Background cDC1 cells are a subset of antigen presenting cells highly specialized in cell-associated antigen crosspresentation.1 The presence of this DC population in human cancer correlates with good patient prognosis and response to immunotherapy.2 Mice that are ontogenically deficient in cDC1 or crosspresenting mechanisms fail to effectively prime antitumor immune responses and therefore show poor response to immunotherapy.3-6 The mechanisms by which cDC1 support immunity during immunotherapy mediated responses have not been well defined.
Methods Using XCR-1-DTR venus mice we were able to track and deplete at will cDC1 cells at different time points during immunotherapy. Tumor growth studies were performed with different types of immunotherapies (adoptive T cell transfer, anti-PD-1, anti-CD13 and anti-CTLA-4 mAbs). Flow cytometry and multiplex immunofluorescence were used to characterize CD8 T cell responses and intravital imaging was used to track the behavior of cDC1 and antitumor CD8 T cells.

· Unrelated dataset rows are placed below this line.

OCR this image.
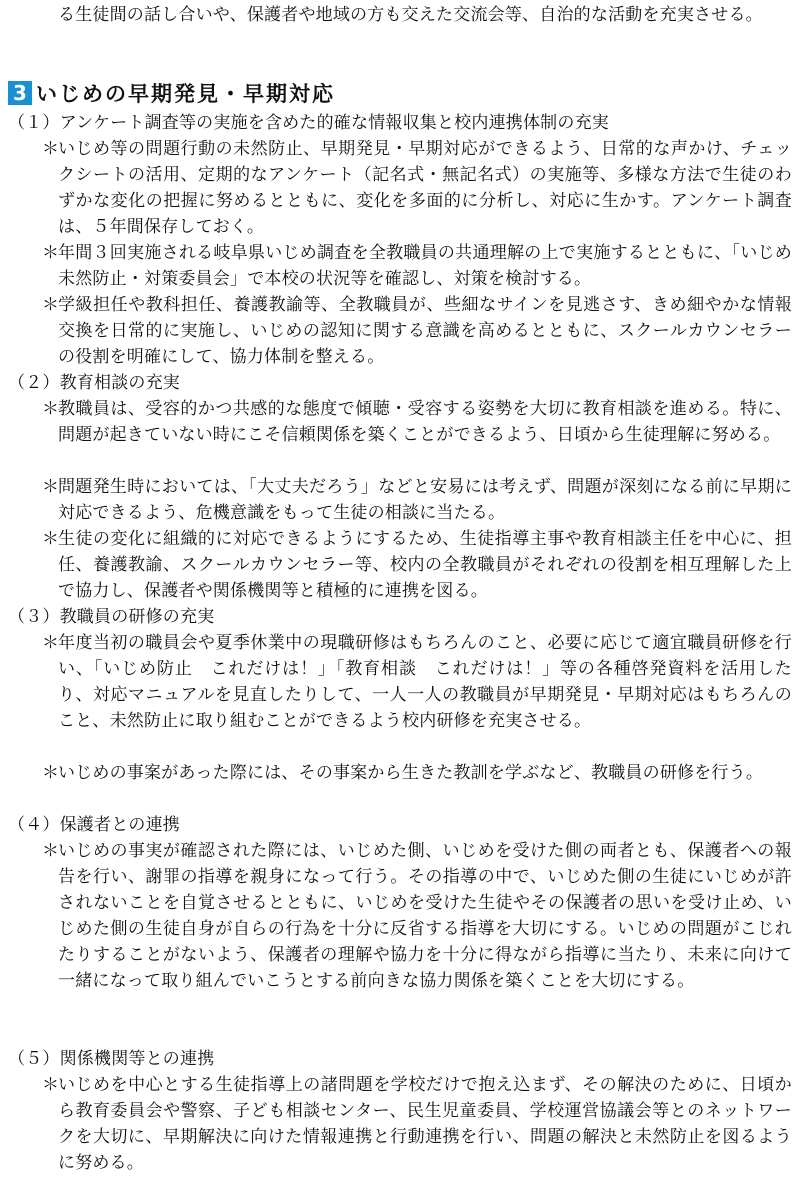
る生徒間の話し合いや、保護者や地域の方も交えた交流会等、自治的な活動を充実させる。
3 いじめの早期発見・早期対応
（１）アンケート調査等の実施を含めた的確な情報収集と校内連携体制の充実
＊ いじめ等の問題行動の未然防止、早期発見・早期対応ができるよう、日常的な声かけ、チェックシートの活用、定期的なアンケート（記名式・無記名式）の実施等、多様な方法で生徒のわずかな変化の把握に努めるとともに、変化を多面的に分析し、対応に生かす。アンケート調査は、５年間保存しておく。
＊ 年間３回実施される岐阜県いじめ調査を全教職員の共通理解の上で実施するとともに、「いじめ未然防止・対策委員会」で本校の状況等を確認し、対策を検討する。
＊ 学級担任や教科担任、養護教諭等、全教職員が、些細なサインを見逃さす、きめ細やかな情報交換を日常的に実施し、いじめの認知に関する意識を高めるとともに、スクールカウンセラーの役割を明確にして、協力体制を整える。
（２）教育相談の充実
＊ 教職員は、受容的かつ共感的な態度で傾聴・受容する姿勢を大切に教育相談を進める。特に、問題が起きていない時にこそ信頼関係を築くことができるよう、日頃から生徒理解に努める。
＊ 問題発生時においては、「大丈夫だろう」などと安易には考えず、問題が深刻になる前に早期に対応できるよう、危機意識をもって生徒の相談に当たる。
＊ 生徒の変化に組織的に対応できるようにするため、生徒指導主事や教育相談主任を中心に、担任、養護教諭、スクールカウンセラー等、校内の全教職員がそれぞれの役割を相互理解した上で協力し、保護者や関係機関等と積極的に連携を図る。
（３）教職員の研修の充実
＊ 年度当初の職員会や夏季休業中の現職研修はもちろんのこと、必要に応じて適宜職員研修を行い、「いじめ防止　これだけは！」「教育相談　これだけは！」等の各種啓発資料を活用したり、対応マニュアルを見直したりして、一人一人の教職員が早期発見・早期対応はもちろんのこと、未然防止に取り組むことができるよう校内研修を充実させる。
＊ いじめの事案があった際には、その事案から生きた教訓を学ぶなど、教職員の研修を行う。
（４）保護者との連携
＊ いじめの事実が確認された際には、いじめた側、いじめを受けた側の両者とも、保護者への報告を行い、謝罪の指導を親身になって行う。その指導の中で、いじめた側の生徒にいじめが許されないことを自覚させるとともに、いじめを受けた生徒やその保護者の思いを受け止め、いじめた側の生徒自身が自らの行為を十分に反省する指導を大切にする。いじめの問題がこじれたりすることがないよう、保護者の理解や協力を十分に得ながら指導に当たり、未来に向けて一緒になって取り組んでいこうとする前向きな協力関係を築くことを大切にする。
（５）関係機関等との連携
＊ いじめを中心とする生徒指導上の諸問題を学校だけで抱え込まず、その解決のために、日頃から教育委員会や警察、子ども相談センター、民生児童委員、学校運営協議会等とのネットワークを大切に、早期解決に向けた情報連携と行動連携を行い、問題の解決と未然防止を図るように努める。
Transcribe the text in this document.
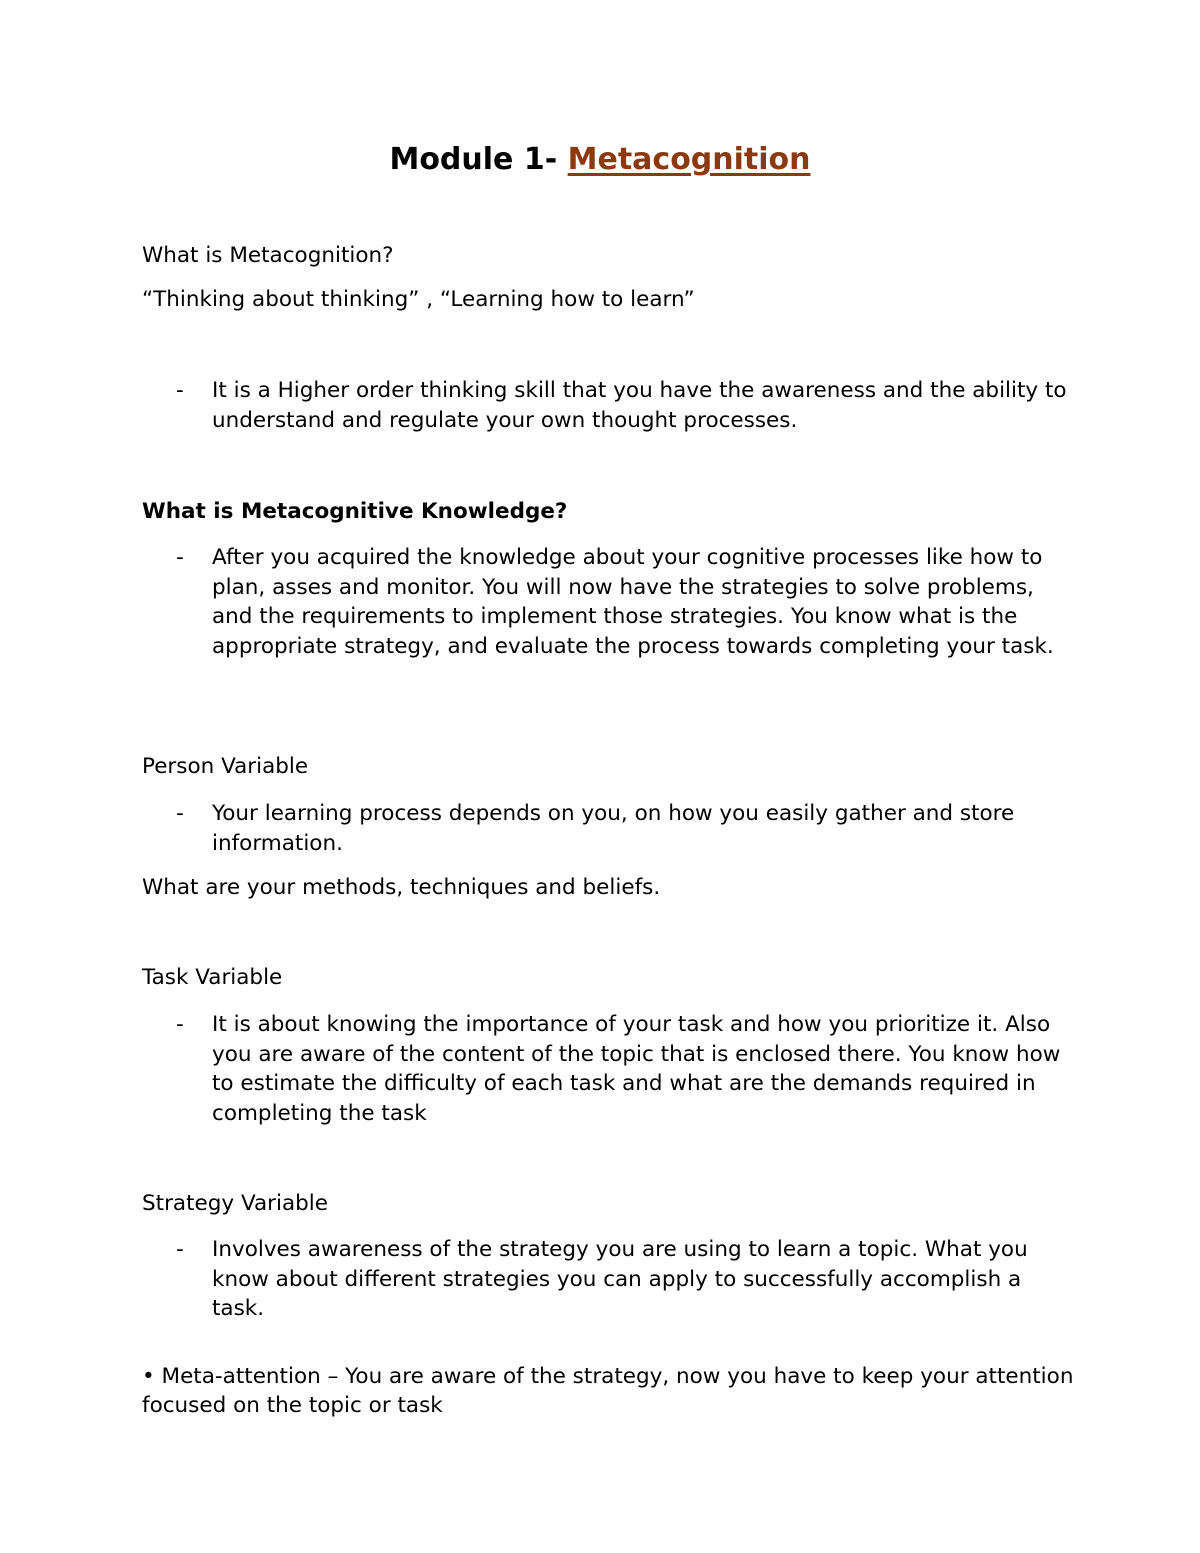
Module 1- Metacognition

What is Metacognition?

“Thinking about thinking” , “Learning how to learn”

- It is a Higher order thinking skill that you have the awareness and the ability to understand and regulate your own thought processes.

What is Metacognitive Knowledge?

- After you acquired the knowledge about your cognitive processes like how to plan, asses and monitor. You will now have the strategies to solve problems, and the requirements to implement those strategies. You know what is the appropriate strategy, and evaluate the process towards completing your task.

Person Variable

- Your learning process depends on you, on how you easily gather and store information.

What are your methods, techniques and beliefs.

Task Variable

- It is about knowing the importance of your task and how you prioritize it. Also you are aware of the content of the topic that is enclosed there. You know how to estimate the difficulty of each task and what are the demands required in completing the task

Strategy Variable

- Involves awareness of the strategy you are using to learn a topic. What you know about different strategies you can apply to successfully accomplish a task.

• Meta-attention – You are aware of the strategy, now you have to keep your attention focused on the topic or task
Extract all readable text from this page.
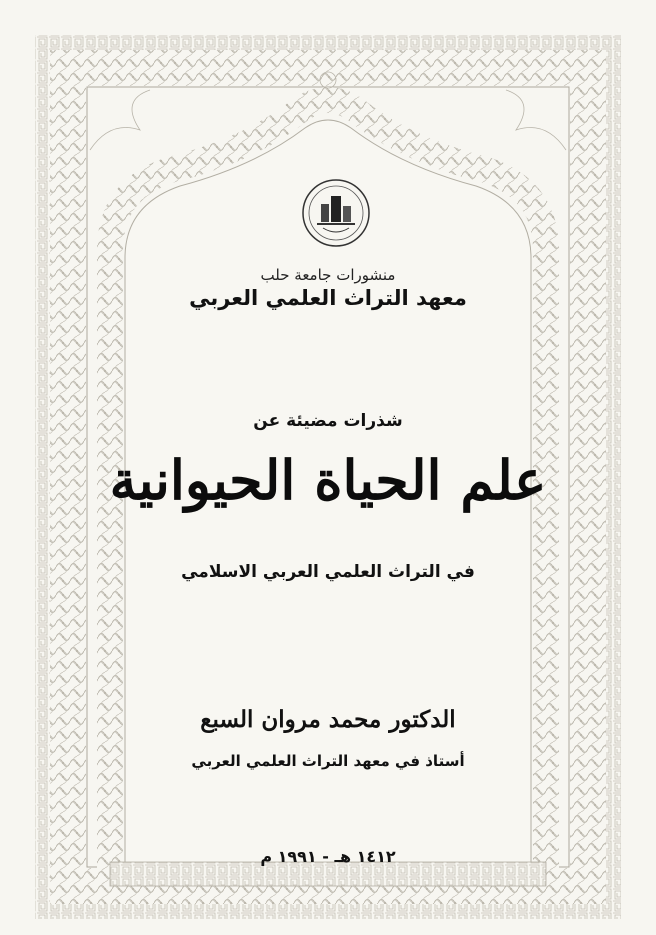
منشورات جامعة حلب
معهد التراث العلمي العربي
شذرات مضيئة عن
علم الحياة الحيوانية
في التراث العلمي العربي الاسلامي
الدكتور محمد مروان السبع
أستاذ في معهد التراث العلمي العربي
١٤١٢ هـ - ١٩٩١ م
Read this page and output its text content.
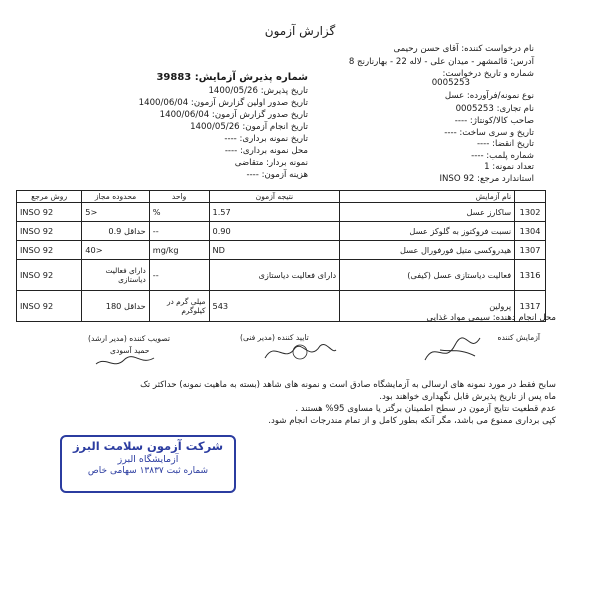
گزارش آزمون
نام درخواست کننده: آقای حسن رحیمی
آدرس: قائمشهر - میدان علی - لاله 22 - بهارنارنج 8
شماره و تاریخ درخواست:
0005253
نوع نمونه/فرآورده: عسل
نام تجاری: 0005253
صاحب کالا/کونتاژ: ----
تاریخ و سری ساخت: ----
تاریخ انقضا: ----
شماره پلمب: ----
تعداد نمونه: 1
استاندارد مرجع: INSO 92
شماره پذیرش آزمایش: 39883
تاریخ پذیرش: 1400/05/26
تاریخ صدور اولین گزارش آزمون: 1400/06/04
تاریخ صدور گزارش آزمون: 1400/06/04
تاریخ انجام آزمون: 1400/05/26
تاریخ نمونه برداری: ----
محل نمونه برداری: ----
نمونه بردار: متقاضی
هزینه آزمون: ----
	نام آزمایش	نتیجه آزمون	واحد	محدوده مجاز	روش مرجع
1302	ساکارز عسل	1.57	%	5>	INSO 92
1304	نسبت فروکتوز به گلوکز عسل	0.90	--	حداقل 0.9	INSO 92
1307	هیدروکسی متیل فورفورال عسل	ND	mg/kg	40>	INSO 92
1316	فعالیت دیاستازی عسل (کیفی)	دارای فعالیت دیاستازی	--	دارای فعالیت دیاستازی	INSO 92
1317	پرولین	543	میلی گرم در کیلوگرم	حداقل 180	INSO 92
محل انجام دهنده: سیمی مواد غذایی
آزمایش کننده
تایید کننده (مدیر فنی)
تصویب کننده (مدیر ارشد)
حمید آسودی
سابح فقط در مورد نمونه های ارسالی به آزمایشگاه صادق است و نمونه های شاهد (بسته به ماهیت نمونه) حداکثر تک
ماه پس از تاریخ پذیرش قابل نگهداری خواهند بود.
عدم قطعیت نتایج آزمون در سطح اطمینان برگتر یا مساوی 95% هستند .
کپی برداری ممنوع می باشد، مگر آنکه بطور کامل و از تمام مندرجات انجام شود.
شرکت آزمون سلامت البرز
آزمایشگاه البرز
شماره ثبت ۱۳۸۳۷ سهامی خاص
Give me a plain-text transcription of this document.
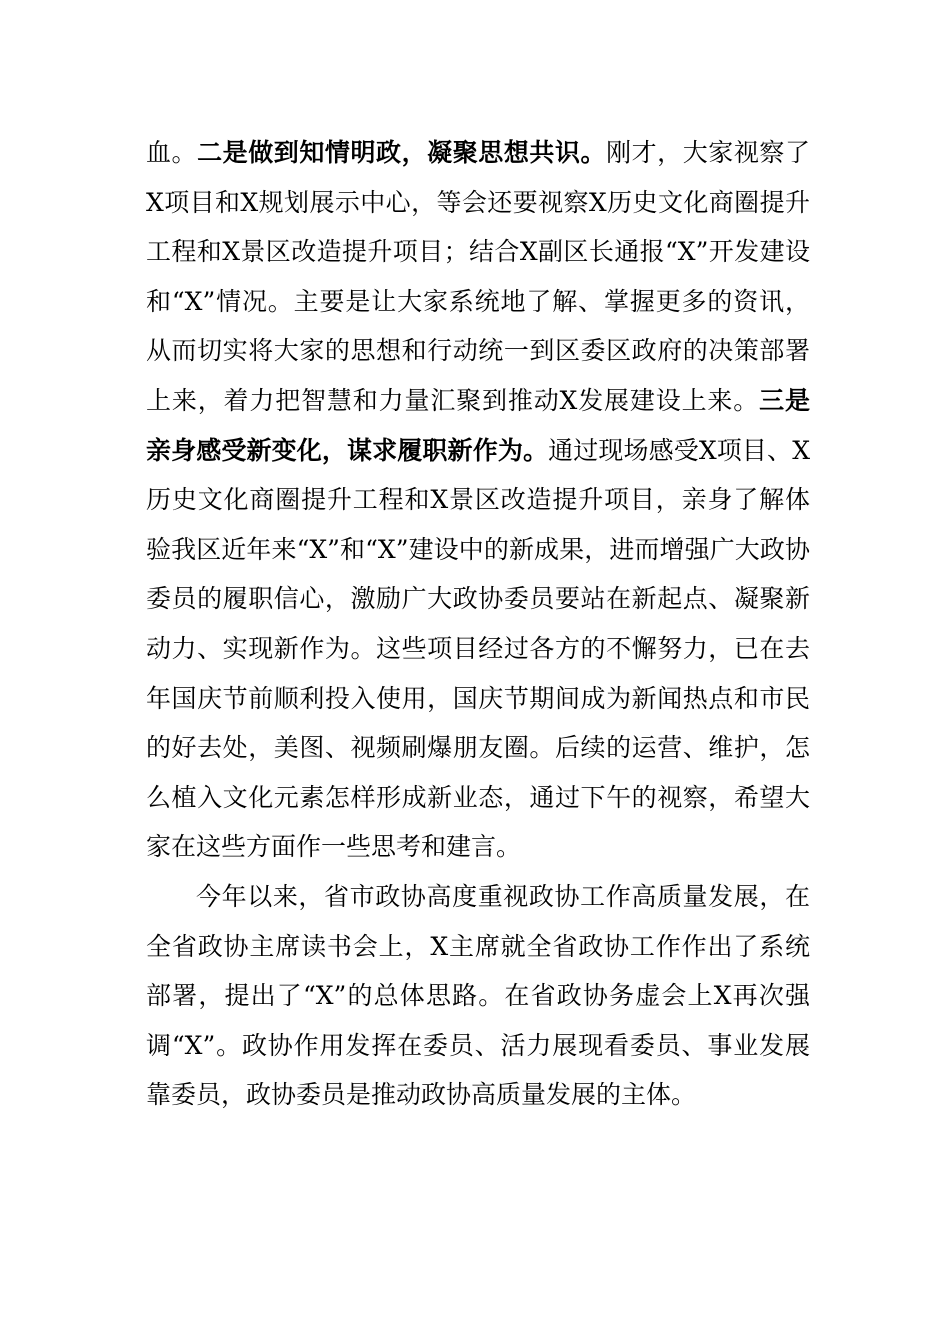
血。二是做到知情明政，凝聚思想共识。刚才，大家视察了X项目和X规划展示中心，等会还要视察X历史文化商圈提升工程和X景区改造提升项目；结合X副区长通报“X”开发建设和“X”情况。主要是让大家系统地了解、掌握更多的资讯，从而切实将大家的思想和行动统一到区委区政府的决策部署上来，着力把智慧和力量汇聚到推动X发展建设上来。三是亲身感受新变化，谋求履职新作为。通过现场感受X项目、X历史文化商圈提升工程和X景区改造提升项目，亲身了解体验我区近年来“X”和“X”建设中的新成果，进而增强广大政协委员的履职信心，激励广大政协委员要站在新起点、凝聚新动力、实现新作为。这些项目经过各方的不懈努力，已在去年国庆节前顺利投入使用，国庆节期间成为新闻热点和市民的好去处，美图、视频刷爆朋友圈。后续的运营、维护，怎么植入文化元素怎样形成新业态，通过下午的视察，希望大家在这些方面作一些思考和建言。

今年以来，省市政协高度重视政协工作高质量发展，在全省政协主席读书会上，X主席就全省政协工作作出了系统部署，提出了“X”的总体思路。在省政协务虚会上X再次强调“X”。政协作用发挥在委员、活力展现看委员、事业发展靠委员，政协委员是推动政协高质量发展的主体。
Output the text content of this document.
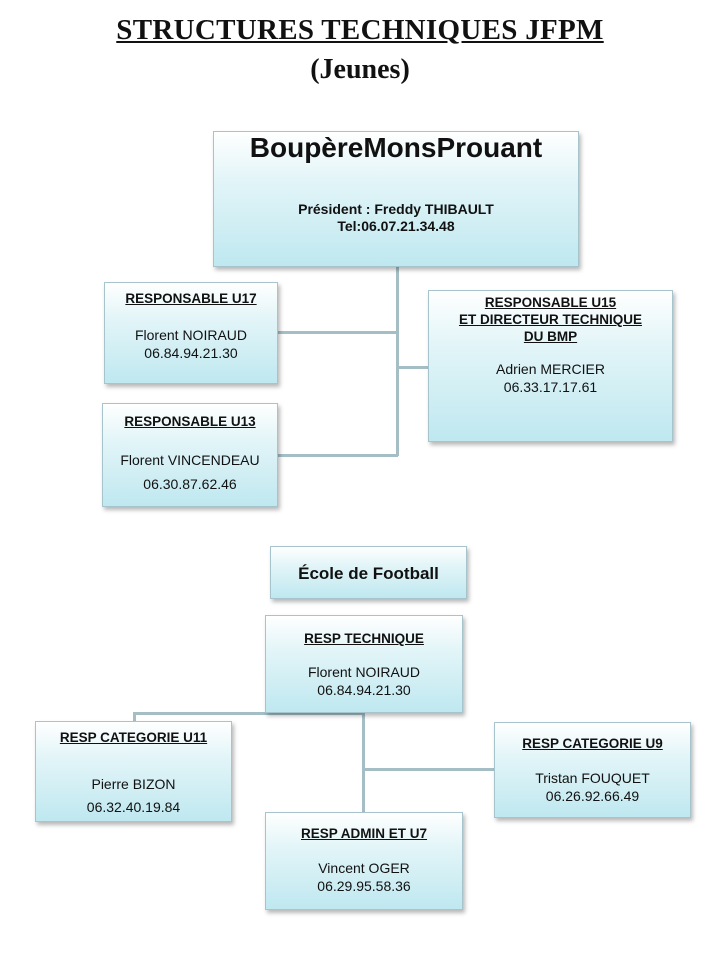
STRUCTURES TECHNIQUES JFPM
(Jeunes)
BoupèreMonsProuant
Président : Freddy THIBAULT
Tel:06.07.21.34.48
RESPONSABLE U17
Florent NOIRAUD
06.84.94.21.30
RESPONSABLE U15
ET DIRECTEUR TECHNIQUE
DU BMP
Adrien MERCIER
06.33.17.17.61
RESPONSABLE U13
Florent VINCENDEAU
06.30.87.62.46
École de Football
RESP TECHNIQUE
Florent NOIRAUD
06.84.94.21.30
RESP CATEGORIE U11
Pierre BIZON
06.32.40.19.84
RESP CATEGORIE U9
Tristan FOUQUET
06.26.92.66.49
RESP ADMIN ET U7
Vincent OGER
06.29.95.58.36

Results The presence of cDC1 cells was an absolute requirement at the onset of immunotherapy for most of the therapies tested but once the first dose of immunotherapy their absence had lesser impact on the antitumor response. We observed that immunotherapy affected cDc1 migratory capacities and interaction with anti-tumor T cells and that cDC1 were important to maintain a pool of TCF7+ CD8 cells in the TDLN and to some extent in the tumor preventing T cell exhaustion during immunotherapy.
Conclusions cDC1 presence is important during the onset of various immunotherapies to maintain CD8 T cell stemness and as a consequence to allow tumor rejection. However once immunotherapy has already been established cDC1 requirement is less pronounced.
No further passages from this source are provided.